Lemon and olive oil cake
Freshness from the lemon breaking the really fatty olive oil flavour
I’m not really into generic sponge cakes. They’re rarely moist, because recipes call for way too long oven times, and people tend to over bake them and/or hold back on the fat, making the cakes stale after just a couple of hours. And then there’s this idea that you definitely need chemical leaven to make a cake fluffy. The problem with baking powder and baking soda is that it does give the cake a chemical flavor. It can be minimized by making sure that there’s just enough acid in there to neutralize the sodium bicarbonate, but I find that the method often fails. Unlike yeast-leavened creations where one could say “I like the yeasty notes”, I don’t think many people would say “I like that metallic sodium bicarbonate flavors in there”. However, as a matter of fact, you can make a cake leavened mechanically by whipping air into it. And that’s exactly what we’re doing with this lemon and olive oil cake. And the generous amount of olive oil not only gives it a wonderful flavor, but also keeps the cake moist for a long time. This olive oil cake is probably one of my favorite sponge cake recipes.
Time it takes
About 15 minutes to prepare the ingredients, and to mix it all up. And then about 30 minutes in the oven, but don’t look at the time. Look at the inner temperature!
Ingredients for a lemon and olive oil cake
- 160 g of sugar (a little more than 2 dl)
- 20 g of confectioner’s sugar
- 1 egg yolk (yes, real bakers will say that it depends on the size of the egg, but come on…)
- 110 grams of egg white (so egg white from about 3 average eggs)
- 25 g of lemon juice (2,5 cl, so about half a lemon)
- 3 vanilla beans (just the seeds, scraped out, or a teaspoon of pure real vanilla powder)
- 3 g of lemon zest (from about half a lemon, that is)
- 115 g of wheat flour (that’s about 1.92 dl, so just under 2 will do, it’s not a life or death situation. Some will say you need the industrially blenched stuff to get the right texture, but I prefer my organic one)
- 160 g of extra virgin olive oil (a little more than 1,7 dl, so just put in about 1 and 3/4 dl, and you’ll be fine)
- 8 g of salt (that’s about three pinches of salt. Use a good flaky sea salt, it tastes better and its quite pleasant to touch)
- And you’ll need two bowls or containers in which you can mix stuff.
This is how you make the lemon and olive oil cake
- Combine about 110 g of the sugar (1.2 dl), the egg yolk, all the lemon juice, all the vanilla bean seeds, and the lemon zest. Whisk it, either by using a stand mixer or the classic hand held type.
- Gradually sift all the flour into the sugar mix, while mixing.*
- Pour in olive oil in a slow stream. You don’t want the thing to separate, you want a nice consistent batter, so take it easy (there’s lemon juice in there, which is full of water, that doesn’t like fat). Set the mix aside.
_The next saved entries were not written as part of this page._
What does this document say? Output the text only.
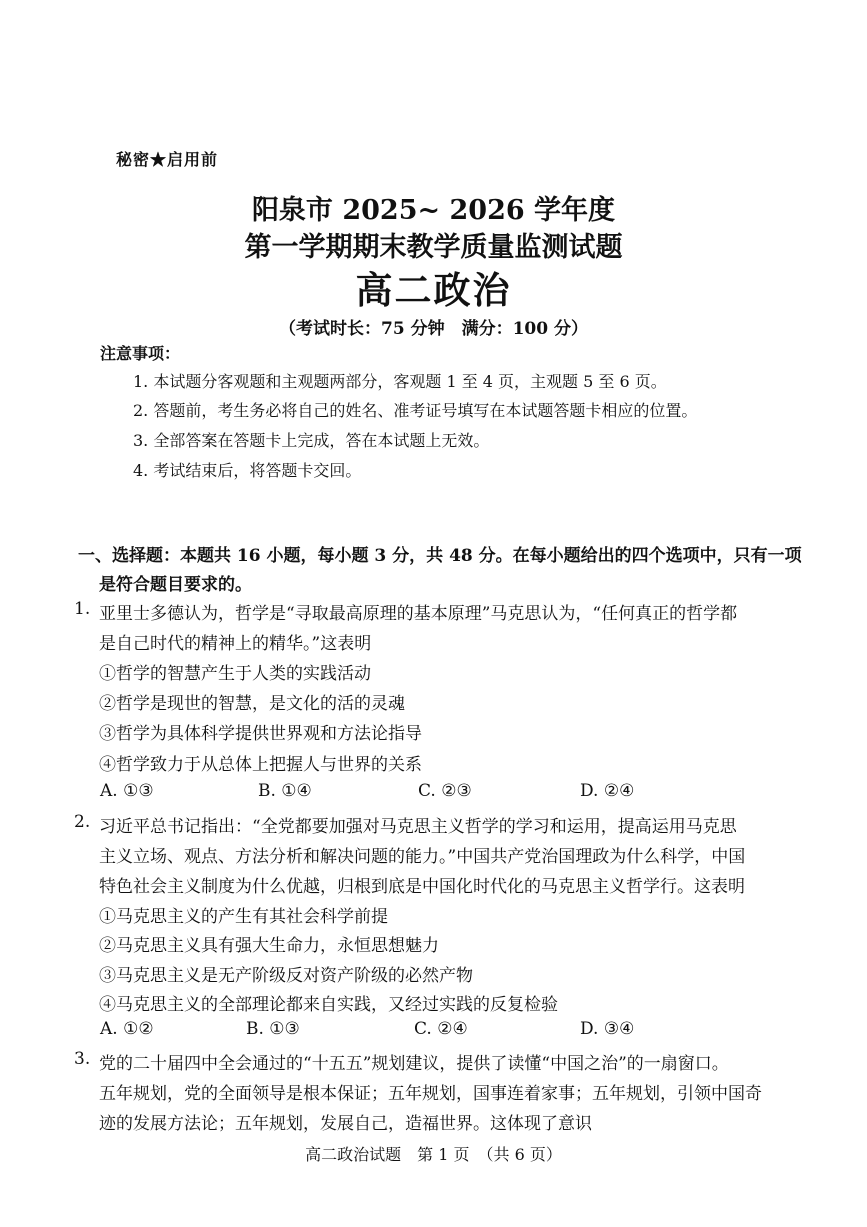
秘密★启用前
阳泉市 2025~ 2026 学年度
第一学期期末教学质量监测试题
高二政治
（考试时长：75 分钟　满分：100 分）
注意事项：
1. 本试题分客观题和主观题两部分，客观题 1 至 4 页，主观题 5 至 6 页。
2. 答题前，考生务必将自己的姓名、准考证号填写在本试题答题卡相应的位置。
3. 全部答案在答题卡上完成，答在本试题上无效。
4. 考试结束后，将答题卡交回。
一、选择题：本题共 16 小题，每小题 3 分，共 48 分。在每小题给出的四个选项中，只有一项
是符合题目要求的。
1. 亚里士多德认为，哲学是“寻取最高原理的基本原理”马克思认为，“任何真正的哲学都
是自己时代的精神上的精华。”这表明
①哲学的智慧产生于人类的实践活动
②哲学是现世的智慧，是文化的活的灵魂
③哲学为具体科学提供世界观和方法论指导
④哲学致力于从总体上把握人与世界的关系
A. ①③	B. ①④	C. ②③	D. ②④
2. 习近平总书记指出：“全党都要加强对马克思主义哲学的学习和运用，提高运用马克思
主义立场、观点、方法分析和解决问题的能力。”中国共产党治国理政为什么科学，中国
特色社会主义制度为什么优越，归根到底是中国化时代化的马克思主义哲学行。这表明
①马克思主义的产生有其社会科学前提
②马克思主义具有强大生命力，永恒思想魅力
③马克思主义是无产阶级反对资产阶级的必然产物
④马克思主义的全部理论都来自实践，又经过实践的反复检验
A. ①②	B. ①③	C. ②④	D. ③④
3. 党的二十届四中全会通过的“十五五”规划建议，提供了读懂“中国之治”的一扇窗口。
五年规划，党的全面领导是根本保证；五年规划，国事连着家事；五年规划，引领中国奇
迹的发展方法论；五年规划，发展自己，造福世界。这体现了意识
高二政治试题　第 1 页　（共 6 页）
- Into a new clean bowl, add all the egg whites and 2 g of salt (about one pinch, that is). Mix on high speed until the eggs are all foam. We’re not looking for meringue foam for the moment. Just generally foamy.
- Gradually add the rest of the sugar.
- Now mix the heck out of those egg whites, until they form peaks, and you can pretty much turn the bowl upside down without the content falling out.
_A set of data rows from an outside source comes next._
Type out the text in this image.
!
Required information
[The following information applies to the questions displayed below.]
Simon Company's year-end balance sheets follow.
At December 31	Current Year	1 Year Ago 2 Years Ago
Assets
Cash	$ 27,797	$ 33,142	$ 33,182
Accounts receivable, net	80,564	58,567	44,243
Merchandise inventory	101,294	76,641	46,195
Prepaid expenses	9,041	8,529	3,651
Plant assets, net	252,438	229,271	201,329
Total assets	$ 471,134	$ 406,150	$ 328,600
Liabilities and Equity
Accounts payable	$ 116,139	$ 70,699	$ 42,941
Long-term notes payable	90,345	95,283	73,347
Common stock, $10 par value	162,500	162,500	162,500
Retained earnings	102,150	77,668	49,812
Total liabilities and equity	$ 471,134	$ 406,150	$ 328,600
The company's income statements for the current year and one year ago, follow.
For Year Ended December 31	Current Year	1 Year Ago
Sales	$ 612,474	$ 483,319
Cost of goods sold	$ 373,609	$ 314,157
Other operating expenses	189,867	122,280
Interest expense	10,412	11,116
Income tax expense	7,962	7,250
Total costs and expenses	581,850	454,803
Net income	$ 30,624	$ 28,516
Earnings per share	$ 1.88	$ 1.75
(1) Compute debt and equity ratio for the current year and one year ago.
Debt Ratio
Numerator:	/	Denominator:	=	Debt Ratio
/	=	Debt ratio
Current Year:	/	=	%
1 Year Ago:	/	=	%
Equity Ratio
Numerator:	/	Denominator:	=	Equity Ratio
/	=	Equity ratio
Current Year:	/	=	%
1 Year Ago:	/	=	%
- Gently fold the egg whites into the batter. I use a spatula and do it one third at a time, incorporating while at the same time trying not to beat the air bubbles out of the mixture. You see, as I mentioned in the introduction, we’re using mechanical leaven here (the tiny air bubbles are our friends)
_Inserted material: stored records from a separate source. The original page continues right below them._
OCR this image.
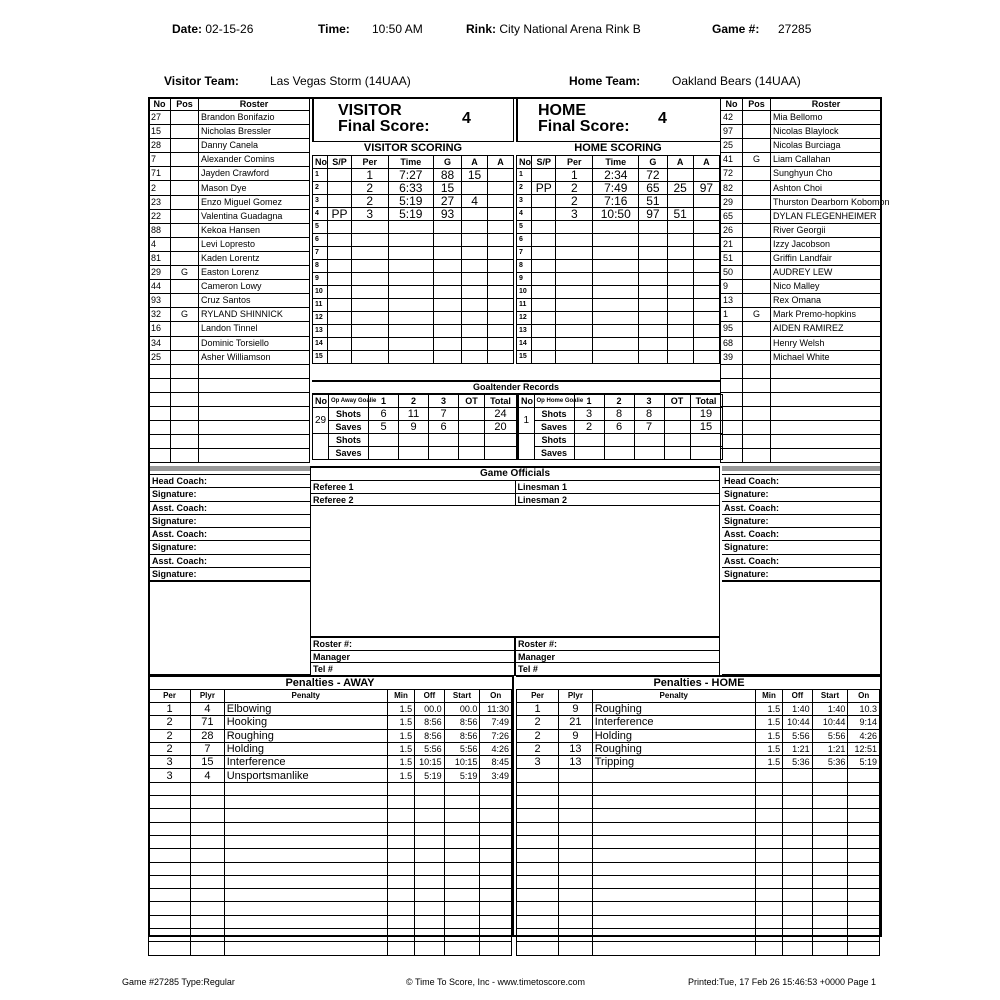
Date: 02-15-26	Time: 10:50 AM	Rink: City National Arena Rink B	Game #: 27285
Visitor Team:	Las Vegas Storm (14UAA)	Home Team:	Oakland Bears (14UAA)
No	Pos	Roster
27		Brandon Bonifazio
15		Nicholas Bressler
28		Danny Canela
7		Alexander Comins
71		Jayden Crawford
2		Mason Dye
23		Enzo Miguel Gomez
22		Valentina Guadagna
88		Kekoa Hansen
4		Levi Lopresto
81		Kaden Lorentz
29	G	Easton Lorenz
44		Cameron Lowy
93		Cruz Santos
32	G	RYLAND SHINNICK
16		Landon Tinnel
34		Dominic Torsiello
25		Asher Williamson

No	Pos	Roster
42		Mia Bellomo
97		Nicolas Blaylock
25		Nicolas Burciaga
41	G	Liam Callahan
72		Sunghyun Cho
82		Ashton Choi
29		Thurston Dearborn Kobomon
65		DYLAN FLEGENHEIMER
26		River Georgii
21		Izzy Jacobson
51		Griffin Landfair
50		AUDREY LEW
9		Nico Malley
13		Rex Omana
1	G	Mark Premo-hopkins
95		AIDEN RAMIREZ
68		Henry Welsh
39		Michael White

VISITOR
Final Score: 4	HOME
Final Score: 4
VISITOR SCORING
No	S/P	Per	Time	G	A	A
1		1	7:27	88	15	
2		2	6:33	15		
3		2	5:19	27	4	
4	PP	3	5:19	93		
5						
6						
7						
8						
9						
10						
11						
12						
13						
14						
15						
HOME SCORING
No	S/P	Per	Time	G	A	A
1		1	2:34	72		
2	PP	2	7:49	65	25	97
3		2	7:16	51		
4		3	10:50	97	51	
5						
6						
7						
8						
9						
10						
11						
12						
13						
14						
15						
Goaltender Records
No	Op Away Goalie	1	2	3	OT	Total
29	Shots	6	11	7		24
	Saves	5	9	6		20
	Shots					
	Saves					
No	Op Home Goalie	1	2	3	OT	Total
1	Shots	3	8	8		19
	Saves	2	6	7		15
	Shots					
	Saves					
Head Coach:
Signature:
Asst. Coach:
Signature:
Asst. Coach:
Signature:
Asst. Coach:
Signature:
Head Coach:
Signature:
Asst. Coach:
Signature:
Asst. Coach:
Signature:
Asst. Coach:
Signature:
Game Officials
Referee 1
Referee 2
Linesman 1
Linesman 2
Roster #:
Manager
Tel #
Roster #:
Manager
Tel #
Penalties - AWAY
Per	Plyr	Penalty	Min	Off	Start	On
1	4	Elbowing	1.5	00.0	00.0	11:30
2	71	Hooking	1.5	8:56	8:56	7:49
2	28	Roughing	1.5	8:56	8:56	7:26
2	7	Holding	1.5	5:56	5:56	4:26
3	15	Interference	1.5	10:15	10:15	8:45
3	4	Unsportsmanlike	1.5	5:19	5:19	3:49

Penalties - HOME
Per	Plyr	Penalty	Min	Off	Start	On
1	9	Roughing	1.5	1:40	1:40	10.3
2	21	Interference	1.5	10:44	10:44	9:14
2	9	Holding	1.5	5:56	5:56	4:26
2	13	Roughing	1.5	1:21	1:21	12:51
3	13	Tripping	1.5	5:36	5:36	5:19

Game #27285 Type:Regular	© Time To Score, Inc - www.timetoscore.com	Printed:Tue, 17 Feb 26 15:46:53 +0000 Page 1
- Set the oven to 165°C / 329°F.**
- Coat a 22 cm (about 9″) springform pan with butter and dust it with flour. Pour batter into pan.
- Pour batter into the pan, and place it in the oven. Stick a thermometer in the olive oil cake batter.*** When the inner temperature of the cake is 95°C, it’s done. Take it out and let it cool completely.
- Once the olive oil cake has cooled, mix the confectioner’s sugar with the rest of the salt (about two pinches) and sprinkle it over the cake. It looks very generous, but it’s excellent. The saltiness and the sweetness works absolutely wonderful. As a matter of fact, salt has the effect that it makes sweet taste even sweeter.
* If you have a friend holding a hand mixer, then you’re all set. If not, then I guess you have to stop, sift in a little, mix, and then stop again.
** I recommend you buy an oven thermometer, so you can check what the actual heat in there is. Don’t trust your oven knobs. Unless you have an extremely expensive oven that controls the heat in there and keeps it constant.
*** Using time as a unit of measurement, is really bad. The cake often turns out undercooked or dry. Instead, buy a cheap meat thermometer.